The U.S. desperately needs immigration reform. It needs to take advantage of the economic growth opportunity. It needs more secure borders, a way to improve law enforcement, an employment verification system, and a humane resolution to the future of those here illegally. The right way to do these reforms it to change the laws of the United States, and do so in a bipartisan manner so that all points of view are represented in the debate and a politically-durable solution is achieved.

It is not clear just how much that the president could instead achieve by executive action. He might be able to re-task unused employment-based green cards to new applicants and thus expand the effective supply. There is a smaller chance he could legally change the effective cap for employment-based green cards by not counting dependents of green card holders toward the total. And he certainly could extend the scope of his Deferred Action for Childhood Arrivals (DACA) policy to apply to relatives of the so-called Dreamers as well as the childhood arrivals themselves.

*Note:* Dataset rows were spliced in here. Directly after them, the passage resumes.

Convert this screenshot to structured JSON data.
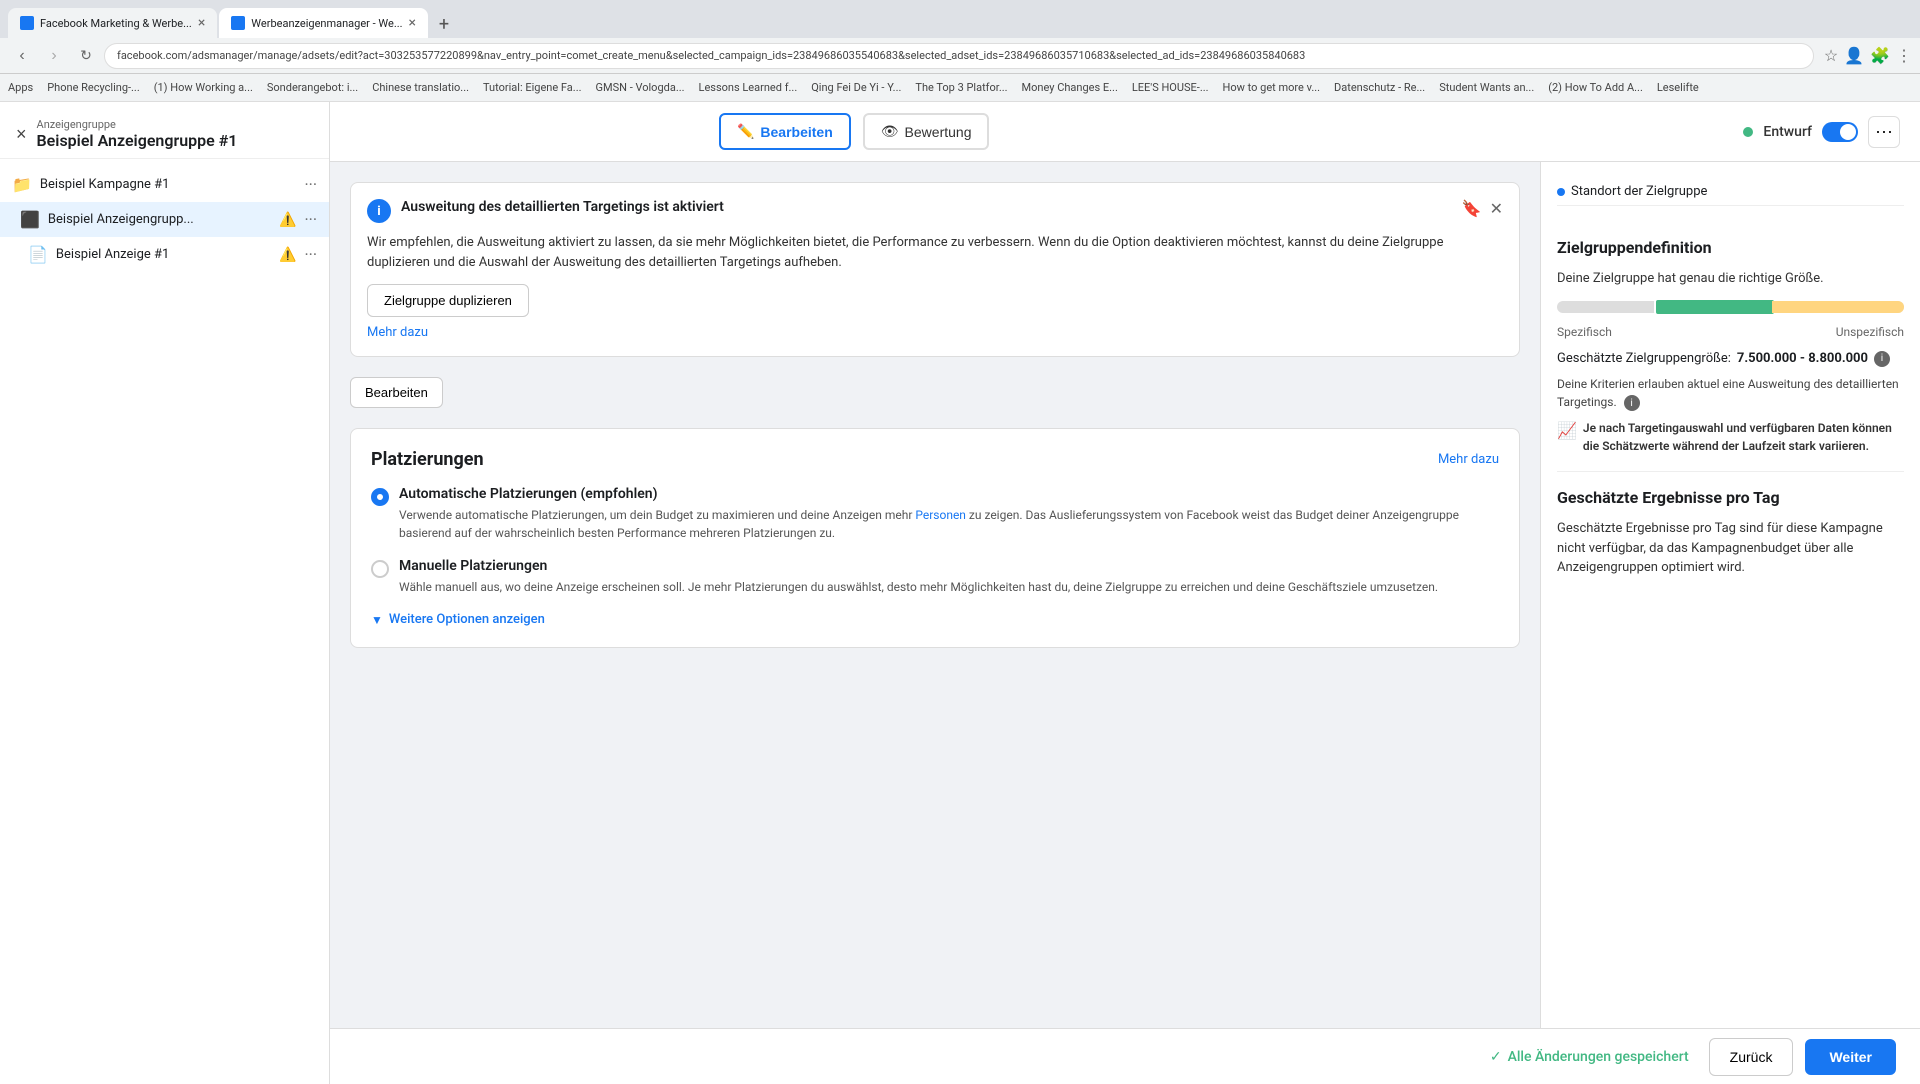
{
  "browser": {
    "tabs": [
      {
        "id": "tab1",
        "title": "Facebook Marketing & Werbe...",
        "active": false
      },
      {
        "id": "tab2",
        "title": "Werbeanzeigenmanager - We...",
        "active": true
      }
    ],
    "url": "facebook.com/adsmanager/manage/adsets/edit?act=303253577220899&nav_entry_point=comet_create_menu&selected_campaign_ids=23849686035540683&selected_adset_ids=23849686035710683&selected_ad_ids=23849686035840683",
    "bookmarks": [
      "Apps",
      "Phone Recycling-...",
      "(1) How Working a...",
      "Sonderangebot: i...",
      "Chinese translatio...",
      "Tutorial: Eigene Fa...",
      "GMSN - Vologda...",
      "Lessons Learned f...",
      "Qing Fei De Yi - Y...",
      "The Top 3 Platfor...",
      "Money Changes E...",
      "LEE'S HOUSE-...",
      "How to get more v...",
      "Datenschutz - Re...",
      "Student Wants an...",
      "(2) How To Add A...",
      "Leselifte"
    ]
  },
  "app": {
    "header": {
      "subtitle": "Anzeigengruppe",
      "title": "Beispiel Anzeigengruppe #1",
      "edit_label": "Bearbeiten",
      "preview_label": "Bewertung",
      "status_label": "Entwurf",
      "more_label": "..."
    },
    "sidebar": {
      "close_btn": "×",
      "items": [
        {
          "type": "campaign",
          "icon": "📁",
          "label": "Beispiel Kampagne #1",
          "warning": false
        },
        {
          "type": "adset",
          "icon": "⬛",
          "label": "Beispiel Anzeigengrupp...",
          "warning": true
        },
        {
          "type": "ad",
          "icon": "📄",
          "label": "Beispiel Anzeige #1",
          "warning": true
        }
      ]
    },
    "info_box": {
      "title": "Ausweitung des detaillierten Targetings ist aktiviert",
      "body": "Wir empfehlen, die Ausweitung aktiviert zu lassen, da sie mehr Möglichkeiten bietet, die Performance zu verbessern. Wenn du die Option deaktivieren möchtest, kannst du deine Zielgruppe duplizieren und die Auswahl der Ausweitung des detaillierten Targetings aufheben.",
      "duplicate_btn": "Zielgruppe duplizieren",
      "more_link": "Mehr dazu"
    },
    "edit_btn": "Bearbeiten",
    "placements": {
      "title": "Platzierungen",
      "more_link": "Mehr dazu",
      "auto_title": "Automatische Platzierungen (empfohlen)",
      "auto_desc_1": "Verwende automatische Platzierungen, um dein Budget zu maximieren und deine Anzeigen mehr ",
      "auto_link": "Personen",
      "auto_desc_2": " zu zeigen. Das Auslieferungssystem von Facebook weist das Budget deiner Anzeigengruppe basierend auf der wahrscheinlich besten Performance mehreren Platzierungen zu.",
      "manual_title": "Manuelle Platzierungen",
      "manual_desc": "Wähle manuell aus, wo deine Anzeige erscheinen soll. Je mehr Platzierungen du auswählst, desto mehr Möglichkeiten hast du, deine Zielgruppe zu erreichen und deine Geschäftsziele umzusetzen.",
      "more_options": "Weitere Optionen anzeigen"
    },
    "right_panel": {
      "location_label": "Standort der Zielgruppe",
      "audience_def_title": "Zielgruppendefinition",
      "audience_desc": "Deine Zielgruppe hat genau die richtige Größe.",
      "specific_label": "Spezifisch",
      "unspecific_label": "Unspezifisch",
      "size_label": "Geschätzte Zielgruppengröße:",
      "size_value": "7.500.000 - 8.800.000",
      "expansion_note": "Deine Kriterien erlauben aktuel eine Ausweitung des detaillierten Targetings.",
      "variation_note": "Je nach Targetingauswahl und verfügbaren Daten können die Schätzwerte während der Laufzeit stark variieren.",
      "daily_results_title": "Geschätzte Ergebnisse pro Tag",
      "daily_results_desc": "Geschätzte Ergebnisse pro Tag sind für diese Kampagne nicht verfügbar, da das Kampagnenbudget über alle Anzeigengruppen optimiert wird."
    },
    "footer": {
      "saved_label": "Alle Änderungen gespeichert",
      "back_label": "Zurück",
      "next_label": "Weiter"
    }
  }
}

This would be the wrong way to do immigration reform.

It would be wrong from a policy perspective because those changes would last as little as two years. How much of the uncertainty of a Dreamer’s family is removed by putting off the threat of deportation until the next president? How much business improvement will come from a temporary policy? Stimulus was a crashing disappointment because of its temporary, targeted nature. A similar fate awaits “immigration stimulus.”

It would be even worse politically. It would be partisan, non-legislative, and partial in its scope. Worse, it would practically guarantee that we would not see bipartisan legislation that solves all the dimensions of the problem in this presidency. The only problem it would solve is evidently the presidents’ political one.